21. The method according to Claim 1 or 5 wherein the extension reaction is catalyzed by reverse transcriptase.

22. The method according to Claim 2 or 5 wherein said RNA transcripts are labelled prior to detection.

23. The method according to Claim 22 wherein said RNA transcripts are radio-labelled.

24. The method according to Claim 22 wherein said RNA transcripts are chromophore labelled.

25. The product of the process which comprises treating a RNA/DNA duplex RNA with an enzyme having RNase H activity, wherein the DNA strand has at its 5′-end an operative promoter sequence.

26. The product according to Claim 25 wherein said enzyme is RNase H.

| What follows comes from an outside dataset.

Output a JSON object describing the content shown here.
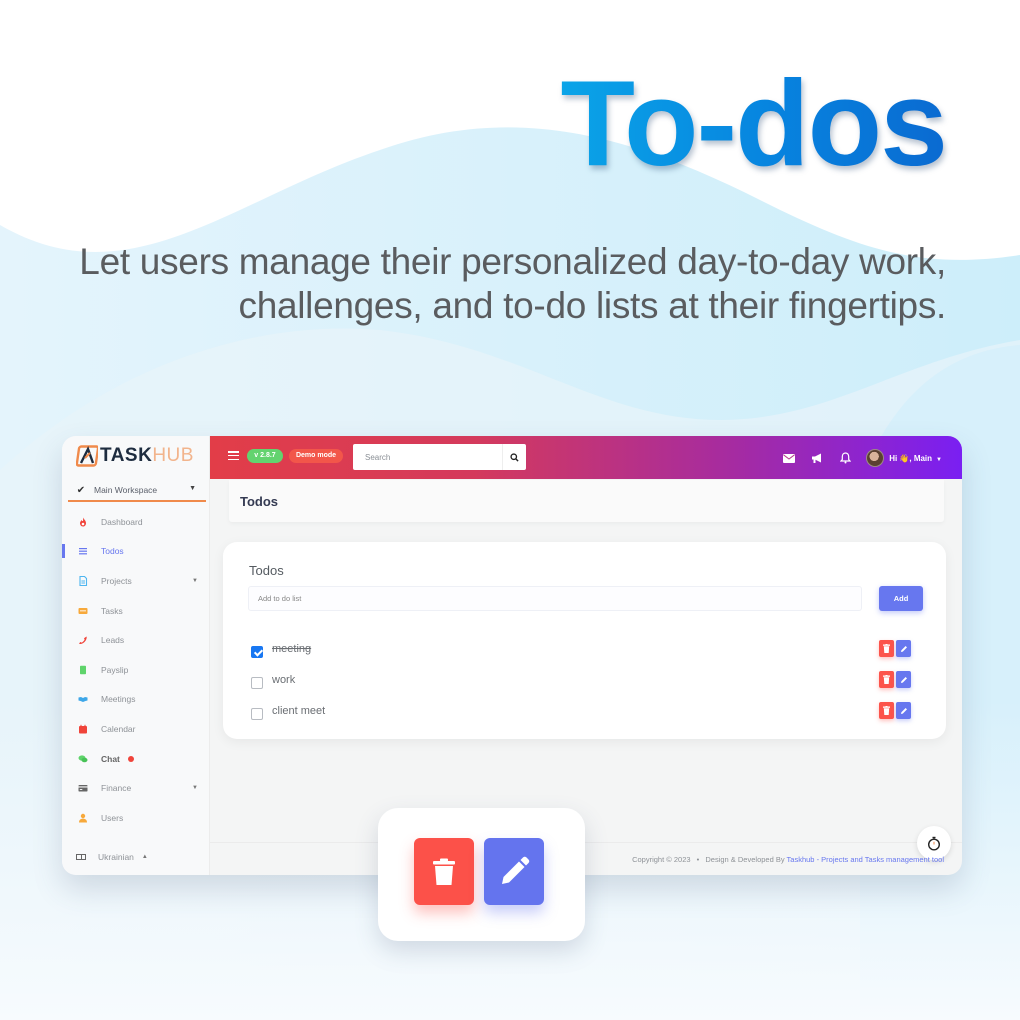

27. In a method of amplifying a target nucleic acid sequence, generated as such or as an extrapolation product from a corresponding target DNA sequence, which method comprises the steps of hybridization with a DNA primer having a promoter sequence operatively associated therewith followed by polymerase primer extension to give a corresponding RNA/DNA duplex and hybridization of the said DNA extension product strand bearing the promoter sequence of said duplex with a second primer followed by polymerase primer extension to form a double-stranded DNA template useful for preparation of optionally replicatable RNA transcripts therefrom for detection as such or for further use in reactions as defined above, the improvement wherein said DNA extension product strand bearing the promoter sequence of the said RNA/DNA duplex is made available for the following hybridization thereof with said second primer by the selective digestion enzymatically of the RNA strand of said RNA/DNA duplex with an enzyme having the activity of RNase H enzyme.

28. The improvement according to Claim 27 wherein said enzyme is RNase H.

29. A kit useful for the detection of at least one specific nucleic acid target sequence in a RNA sample that may contain said nucleic acid target sequence, comprising a reaction mixture comprising a reverse transcriptase, an enzyme having RNase H activity, a DNA-dependent RNA polymerase and at least one DNA primer containing a promoter sequence operatively associated with a sequence complementary to a segment of a target nucleic acid sequence or its complement and means whereby upon contact of said mixture with sample for detection of target nucleic acid sequence, target nucleic acid sequence is detected after amplification.

30. The kit according to Claim 29 having means to conduct reactions involving its components at isothermal conditions.

31. The kit according to Claim 30 wherein said enzyme having RNase H activity is RNase H.